Institution: University of Massachusetts - Amherst
EPA Project Officer: Jones, Brandon
Project Period: January 1, 2001 through January 1, 2004
Project Amount: $89,750
RFA: STAR Graduate Fellowships (2001) RFA Text | Recipients Lists
Research Category: Academic Fellowships , Engineering and Environmental Chemistry , Fellowship - Chemistry and Materials Science
Within the past few years, there has been a tremendous effort to save our environment and improve the methods by which we recycle waste materials. However, rubbers still remain a thorn in the side for recyclers, and to date, there is no effective method of reusing/recycling crosslinked rubber. Discarded tires represent one of the most serious sources of pollution in the world. Studies estimate there are roughly 2 to 3 billion scrap tires in U.S. landfills, and more are being added at a rate of more than 275 million tires per year. Our research is targeted to alleviate this problem, because we have developed a method of fusing powderized vulcanized rubber together with only heat and pressure. The objectives of this research project are to: (1) demonstrate the feasibility of recycling thermosets including scrap tires; (2) understand the mechanism of this particle adhesion; and (3) better control the reaction to improve the mechanical performance of recycled rubbers.
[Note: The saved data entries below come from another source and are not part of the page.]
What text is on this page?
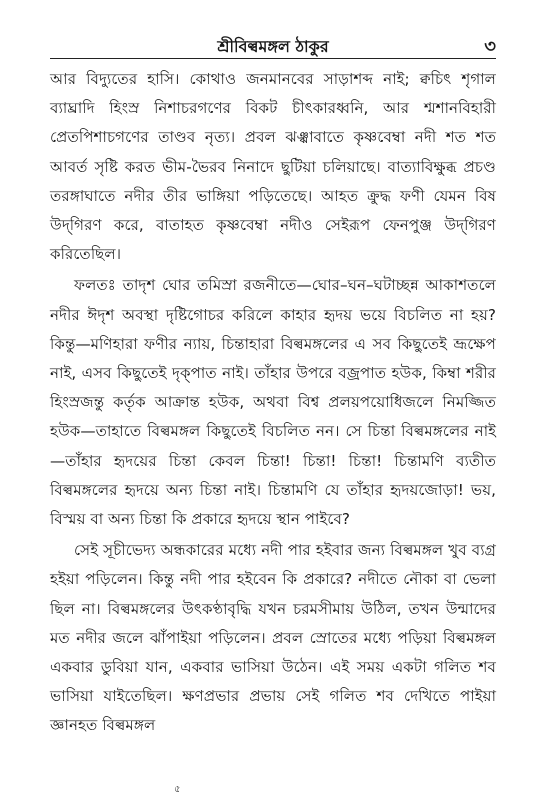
শ্রীবিল্বমঙ্গল ঠাকুর	৩

আর বিদ্যুতের হাসি। কোথাও জনমানবের সাড়াশব্দ নাই; ক্বচিৎ শৃগাল ব্যাঘ্রাদি হিংস্র নিশাচরগণের বিকট চীৎকারধ্বনি, আর শ্মশানবিহারী প্রেতপিশাচগণের তাণ্ডব নৃত্য। প্রবল ঝঞ্ঝাবাতে কৃষ্ণবেম্বা নদী শত শত আবর্ত সৃষ্টি করত ভীম-ভৈরব নিনাদে ছুটিয়া চলিয়াছে। বাত্যাবিক্ষুব্ধ প্রচণ্ড তরঙ্গাঘাতে নদীর তীর ভাঙ্গিয়া পড়িতেছে। আহত ক্রুদ্ধ ফণী যেমন বিষ উদ্‌গিরণ করে, বাতাহত কৃষ্ণবেম্বা নদীও সেইরূপ ফেনপুঞ্জ উদ্‌গিরণ করিতেছিল।

ফলতঃ তাদৃশ ঘোর তমিস্রা রজনীতে—ঘোর–ঘন–ঘটাচ্ছন্ন আকাশতলে নদীর ঈদৃশ অবস্থা দৃষ্টিগোচর করিলে কাহার হৃদয় ভয়ে বিচলিত না হয়? কিন্তু—মণিহারা ফণীর ন্যায়, চিন্তাহারা বিল্বমঙ্গলের এ সব কিছুতেই ভ্রূক্ষেপ নাই, এসব কিছুতেই দৃক্‌পাত নাই। তাঁহার উপরে বজ্রপাত হউক, কিম্বা শরীর হিংস্রজন্তু কর্তৃক আক্রান্ত হউক, অথবা বিশ্ব প্রলয়পয়োধিজলে নিমজ্জিত হউক—তাহাতে বিল্বমঙ্গল কিছুতেই বিচলিত নন। সে চিন্তা বিল্বমঙ্গলের নাই —তাঁহার হৃদয়ের চিন্তা কেবল চিন্তা! চিন্তা! চিন্তা! চিন্তামণি ব্যতীত বিল্বমঙ্গলের হৃদয়ে অন্য চিন্তা নাই। চিন্তামণি যে তাঁহার হৃদয়জোড়া! ভয়, বিস্ময় বা অন্য চিন্তা কি প্রকারে হৃদয়ে স্থান পাইবে?

সেই সূচীভেদ্য অন্ধকারের মধ্যে নদী পার হইবার জন্য বিল্বমঙ্গল খুব ব্যগ্র হইয়া পড়িলেন। কিন্তু নদী পার হইবেন কি প্রকারে? নদীতে নৌকা বা ভেলা ছিল না। বিল্বমঙ্গলের উৎকণ্ঠাবৃদ্ধি যখন চরমসীমায় উঠিল, তখন উন্মাদের মত নদীর জলে ঝাঁপাইয়া পড়িলেন। প্রবল স্রোতের মধ্যে পড়িয়া বিল্বমঙ্গল একবার ডুবিয়া যান, একবার ভাসিয়া উঠেন। এই সময় একটা গলিত শব ভাসিয়া যাইতেছিল। ক্ষণপ্রভার প্রভায় সেই গলিত শব দেখিতে পাইয়া জ্ঞানহত বিল্বমঙ্গল

৫
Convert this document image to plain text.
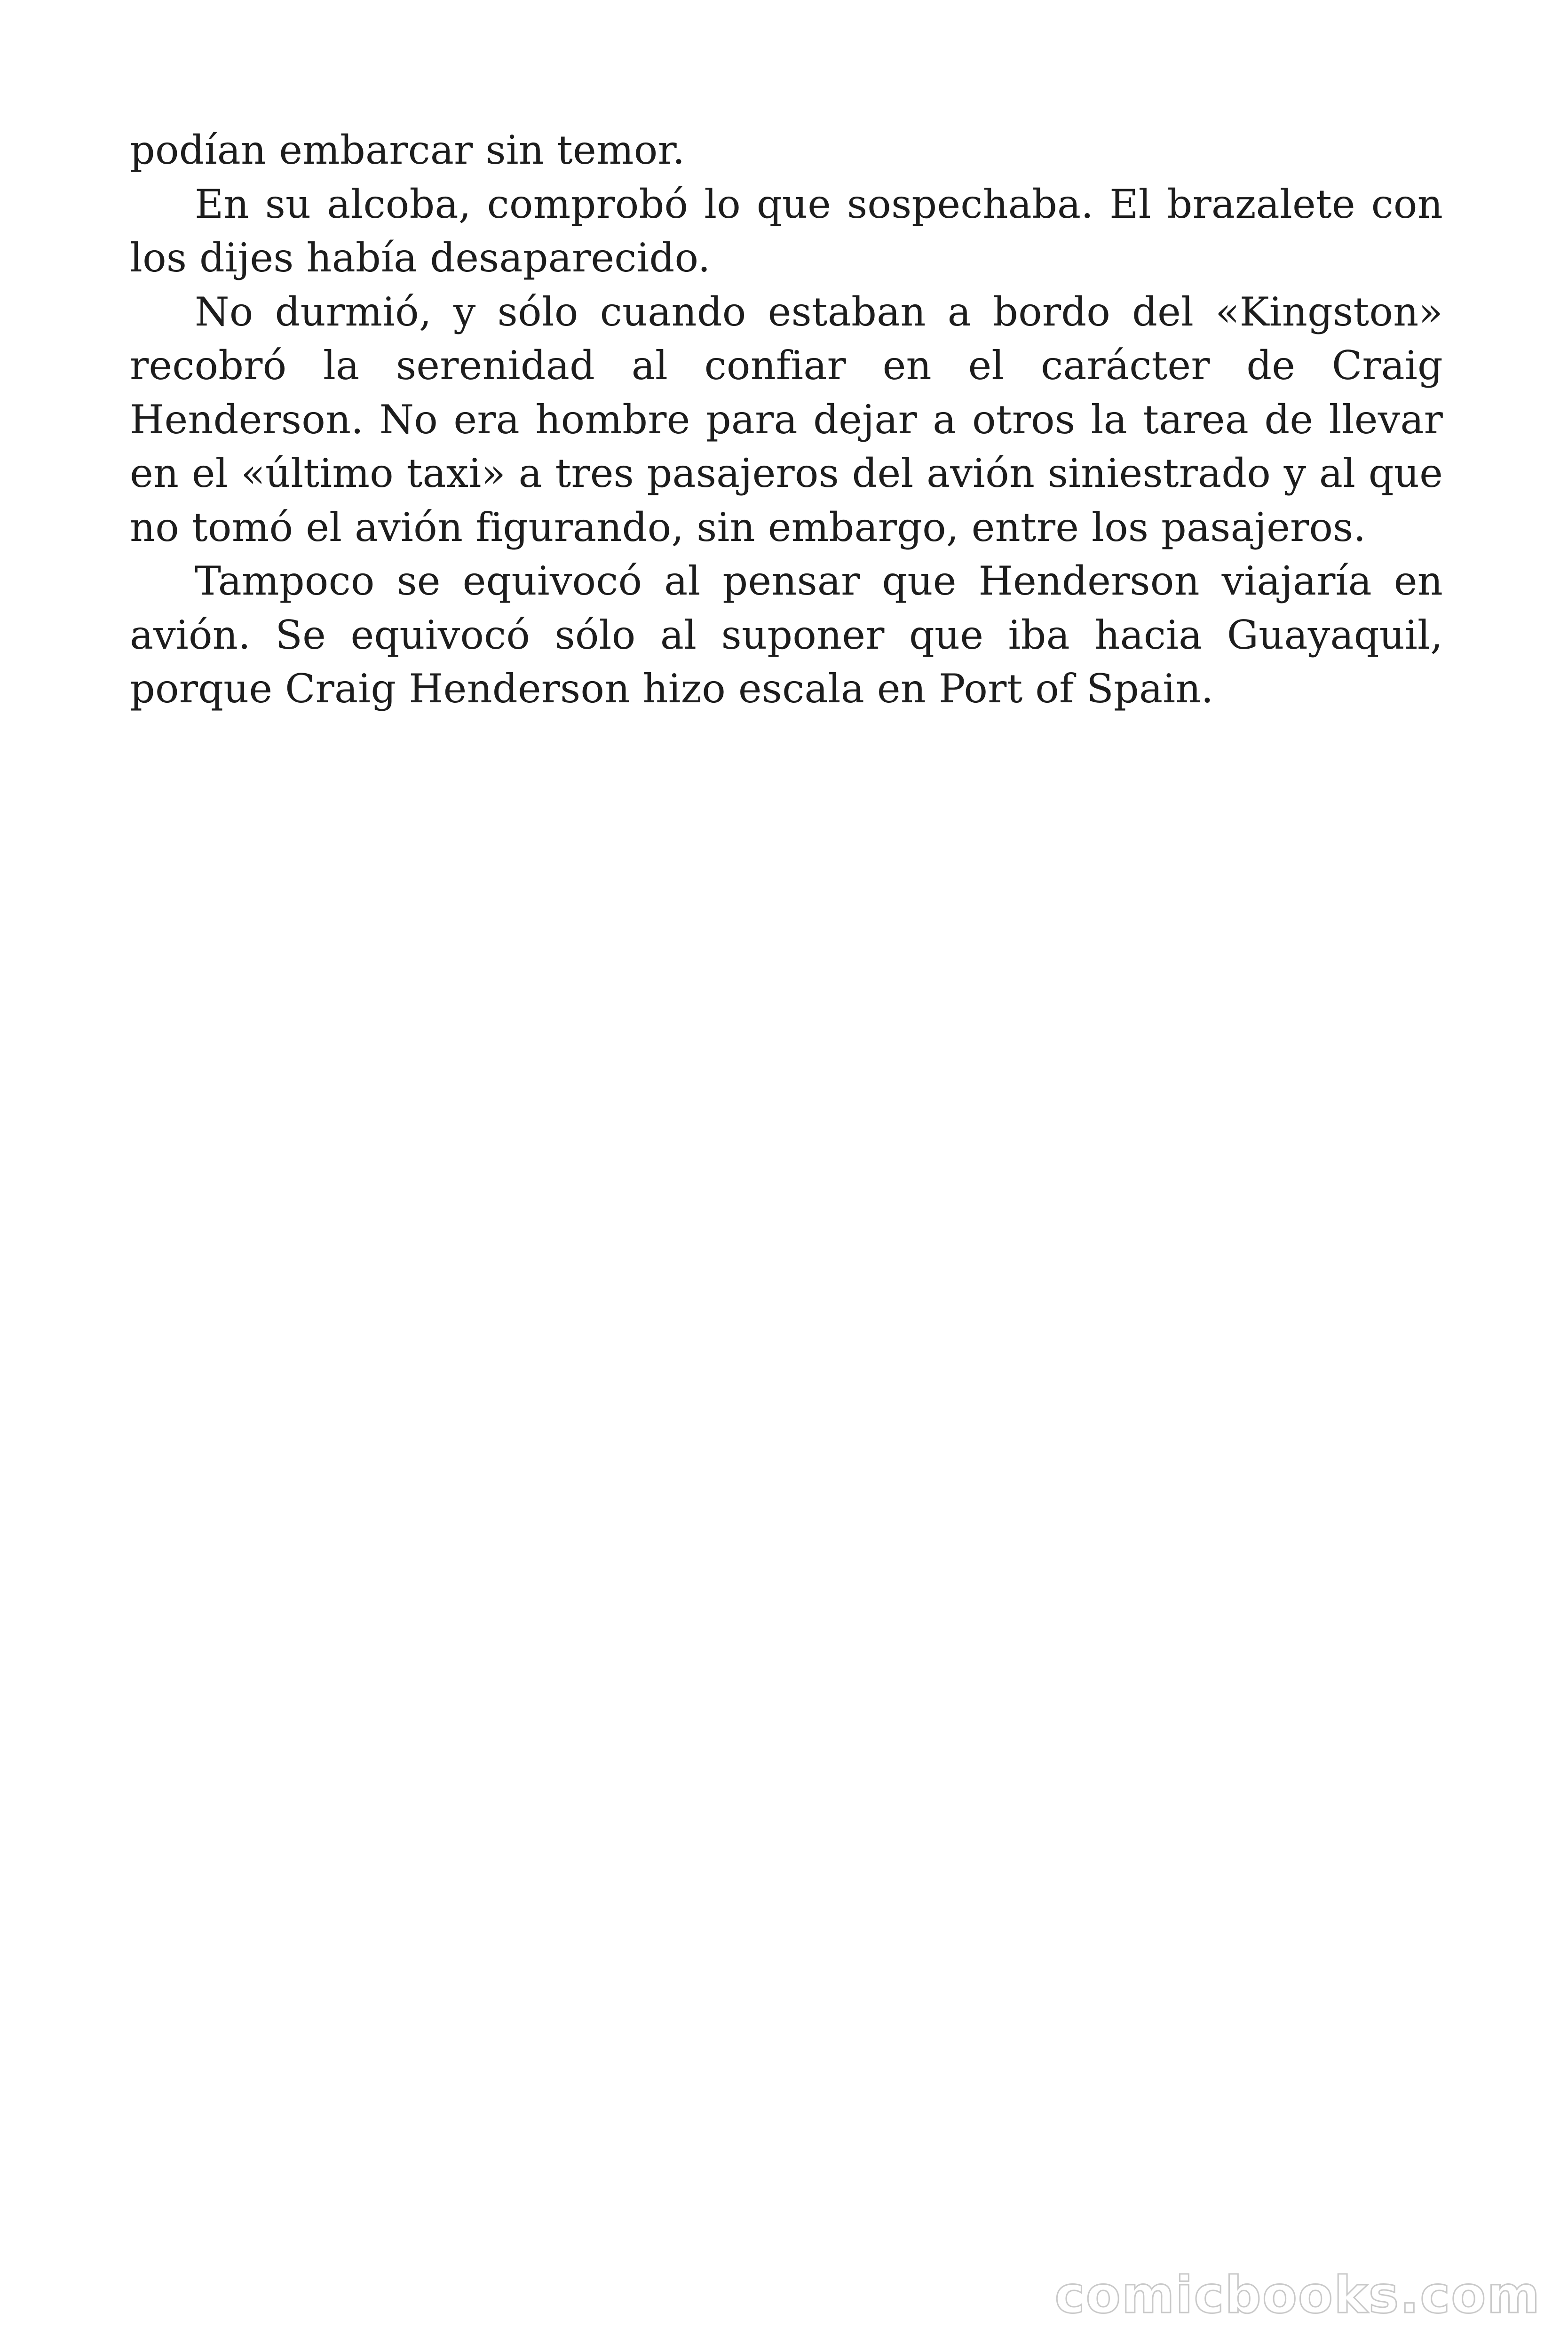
podían embarcar sin temor.

En su alcoba, comprobó lo que sospechaba. El brazalete con los dijes había desaparecido.

No durmió, y sólo cuando estaban a bordo del «Kingston» recobró la serenidad al confiar en el carácter de Craig Henderson. No era hombre para dejar a otros la tarea de llevar en el «último taxi» a tres pasajeros del avión siniestrado y al que no tomó el avión figurando, sin embargo, entre los pasajeros.

Tampoco se equivocó al pensar que Henderson viajaría en avión. Se equivocó sólo al suponer que iba hacia Guayaquil, porque Craig Henderson hizo escala en Port of Spain.

comicbooks.com
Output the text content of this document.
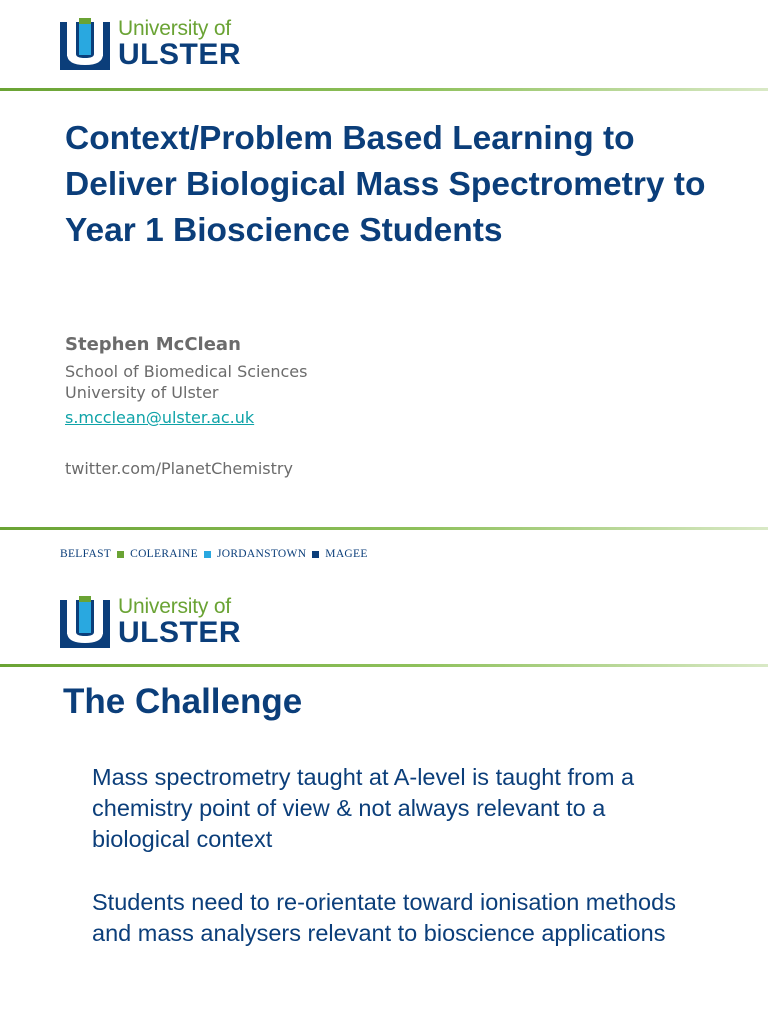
University of
ULSTER
Context/Problem Based Learning to Deliver Biological Mass Spectrometry to Year 1 Bioscience Students
Stephen McClean
School of Biomedical Sciences
University of Ulster
s.mcclean@ulster.ac.uk
twitter.com/PlanetChemistry
BELFAST COLERAINE JORDANSTOWN MAGEE
University of
ULSTER
The Challenge

Mass spectrometry taught at A-level is taught from a chemistry point of view & not always relevant to a biological context

Students need to re-orientate toward ionisation methods and mass analysers relevant to bioscience applications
In this research project, it may be possible to gain additional information about the mechanism of rubber vulcanization. Additionally, an investigation into the continuous processing of rubber powder will be conducted to show the industrial application of such a process. Progress to date has shown an extremely simple technique to recycle rubber, a material believed to be impossible to recycle. Thus far, we have obtained 75 percent of the mechanical properties. Furthermore, we have demonstrated a class of materials that can accelerate the process of sintering. This research will have a dramatic effect on society and will have implications in materials used in road paving and roofing as well as cleaning burning fuel sources.